In questi giorni è in mostra al Museo internazionale della Maschera Amleto e Donato Sartori di Abano Terme la mia installazione site – specific “Non possiamo lavare via tutto”, una delle 15 opere selezionate per re-interpretare il patrimonio della famiglia Sartori, attraverso due appuntamenti e due eventi distinti: Emulate #1 ed Emulate #2.
Ispirata alla simbologia della maschera Erinni, l’opera è un’ istallazione – micro narra azione , che si sviluppa come una confessione personale, resa nella forma di testo e immagini.
Le immagini sono autoritratti e personificano le Dee demoniache, come la parte dell’anima ferita mortalmente dalle violenze subite, che appaiono anch’esse sbiadite e lenite appunto solo apparentemente, poiché emblematiche di una giustizia morale che troppo spesso resta, prima del crimine stesso, disattesa.
Il filo conduttore di ogni testo è “l’apparenza” come testimonianza, prova inconfutabile ed evidenza, raccolta di prove e pensieri; tutto ciò che esprime e regola un codice morale umano condiviso alla luce che, attraverso il linguaggio mediato delle immagini (del corpo del volto e dell’azione rituale) è manifestazione e interpretazione della giustizia con i suoi diversi e molteplici volti e mascheramenti, il suo percorso accidentale ad esito casuale.
Il corpus del progetto è costituito da: un’ opera autobiografica realizzata attraverso 6 self portrait che in successione narrano allo spettatore “mutando sembianze ed espressioni” la propria storia in tre atti (di perdono di vendetta di giustizia);
ed un collages fotografico, che si compone di di 48 stampe (in B/N) di un testo con caratteristiche di monologo “illeggibile”, come se fosse stato bagnato e quindi sbiadito dall’azione dissolvente dell’acqua.
La superficie “a specchio” scura e al tempo stesso riflettente del mosaico è metafora di un profondo “pozzo della coscienza”, da cui affiorano come “maschere spettrali” i sei ritratti (trasfigurati intimamente dall’azione incessante e spietata della violenza subita) che qui, prendono parte ad un’ azione corale agita sul piano della forma e del contenuto.
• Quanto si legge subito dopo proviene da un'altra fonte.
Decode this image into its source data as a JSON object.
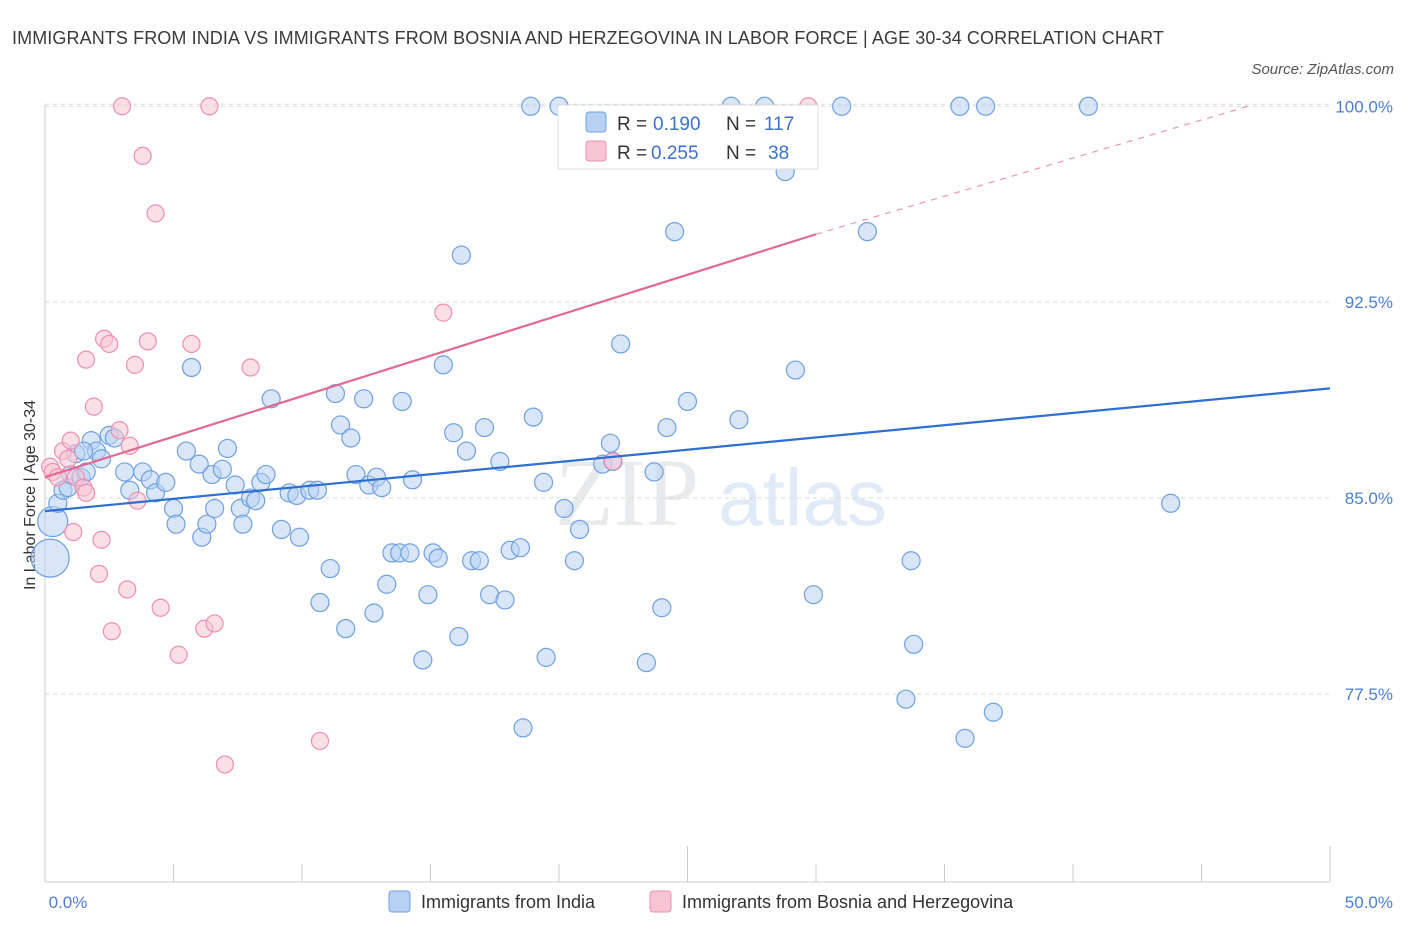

Infatti, parti del testo della tragedia si fondono con frammenti mnemonici che ri- emergono come racconto, flash back di un vissuto incancellabile. Le due narrazioni sono fuori fuoco e sbiadite come per effetto di inchiostro su carta bagnata, che dilata e disperde la scrittura.
Credo e lo dimostro con ostinazione nella mia vita e nella mia arte che, un’artista ha il dovere di mostrare e portare alla luce le cicatrici più profonde e remote dell’anima e del corpo . Penso che lo dovremmo fare tutti. Nel tempo, mutano i segni e la fisionomia del dolore nei nostri corpi; Possiamo ricomporre una storia persino riscriverla o tentare di cancellarne la memoria, nel tentativo di lavar via ogni sua macchia, rispecchiarci nelle sofferenze trasudanti dal pozzo della nostra coscienza che urla e sprofondarci dentro, oppure… accogliere il dolore e lo sporco che resta di ciò che è stato lavato via.
La realizzazione di quest’opera ha rappresentato per me l’opportunità di raccontare e tradurre in parole ed immagini, utilizzando simultaneamente due binari linguistici, una “tragedia” personale, con la responsabilità e l’impegno propri di chi attribuisce all’operazione artistica un valore di portata universale.